We All Float Down Here, Georgie…
Okay, so I’m prepared to hear about NaNoWriMo for the next 30 days from all writers, established pros and aspiring ones alike. I literally have created a folder in my inbox to hear about how well people are doing, purely for selfish reasons (I like the idea of shooting someone an email on the 16th reminding them that they’ve only written 3K words since the 9th… it amuses me). I’m also prepared for people the castigate me because I don’t participate anymore. The last year I participated (2007) I wrote 96,000 words before Thanksgiving and pissed off about 100,000 people. Since my pissed people to words written ratio was 1.0 : 0.96, I decided that I would avoid this problem in the future by not participating, and instead rooting for others from the sidelines.
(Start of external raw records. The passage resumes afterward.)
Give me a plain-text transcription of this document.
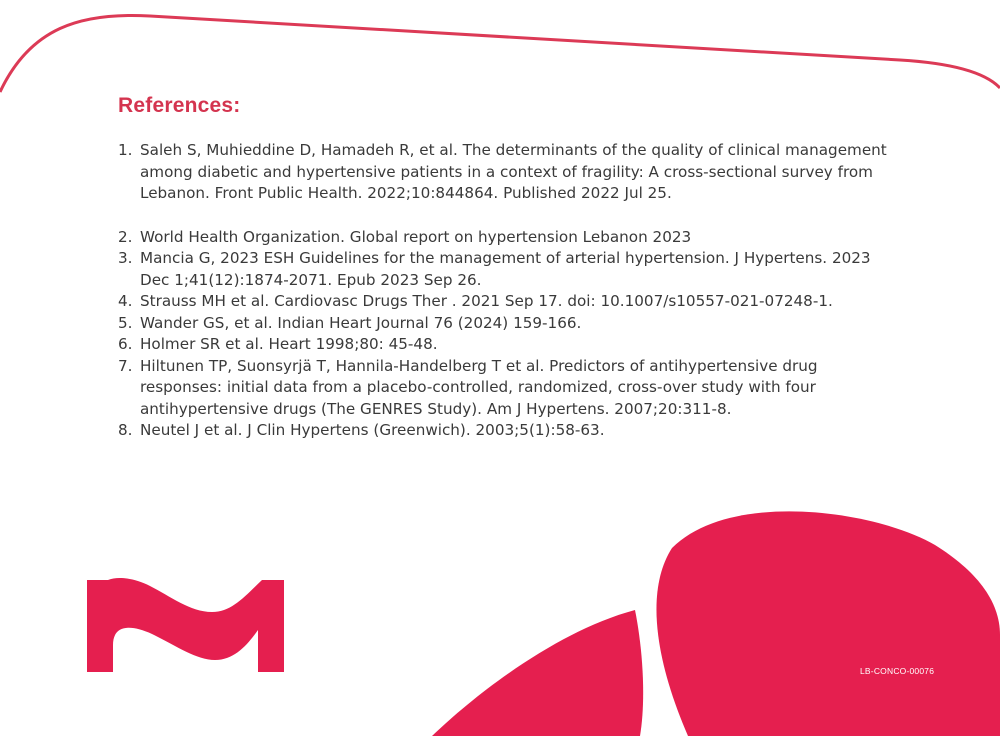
References:
1. Saleh S, Muhieddine D, Hamadeh R, et al. The determinants of the quality of clinical management among diabetic and hypertensive patients in a context of fragility: A cross-sectional survey from Lebanon. Front Public Health. 2022;10:844864. Published 2022 Jul 25.
2. World Health Organization. Global report on hypertension Lebanon 2023
3. Mancia G, 2023 ESH Guidelines for the management of arterial hypertension. J Hypertens. 2023 Dec 1;41(12):1874-2071. Epub 2023 Sep 26.
4. Strauss MH et al. Cardiovasc Drugs Ther . 2021 Sep 17. doi: 10.1007/s10557-021-07248-1.
5. Wander GS, et al. Indian Heart Journal 76 (2024) 159-166.
6. Holmer SR et al. Heart 1998;80: 45-48.
7. Hiltunen TP, Suonsyrjä T, Hannila-Handelberg T et al. Predictors of antihypertensive drug responses: initial data from a placebo-controlled, randomized, cross-over study with four antihypertensive drugs (The GENRES Study). Am J Hypertens. 2007;20:311-8.
8. Neutel J et al. J Clin Hypertens (Greenwich). 2003;5(1):58-63.
LB-CONCO-00076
I spent all of yesterday on the set of Acts of God, a movie about four women whose lives all intersect through a series of tragedies. The scene we filmed was a flashback to Afghanistan, circa 2005 sometime, as a patrol comes under attack in a village. The scene concludes with multiple massive explosions (which were awesome to see live) and a tense standoff between a Taliban fighter and the five remaining squad members (which included me). I was outfitted in camo and prepped, though I seemed to have missed something. It was only later when I thought about it that I realized I hadn’t received any sort of belt for a sidearm. I looked around and saw that nobody else had either.
And my complaints about being made a corporal were for naught. No, I couldn’t get a promotion, they said. Phooey. Well, Corporal “Hujak” reporting as ordered, sir. I got to choose the last name, so of course I chose Hujak. That’s how I roll, yo.
Well, I had a speaking line, which means screen credit. So that’s two films now where I received IMDB credit. Sooner or later (I think it’s four screen credits) I’ll qualify for SAG. I’m not sure what that means, exactly, but without even trying, I’m halfway there.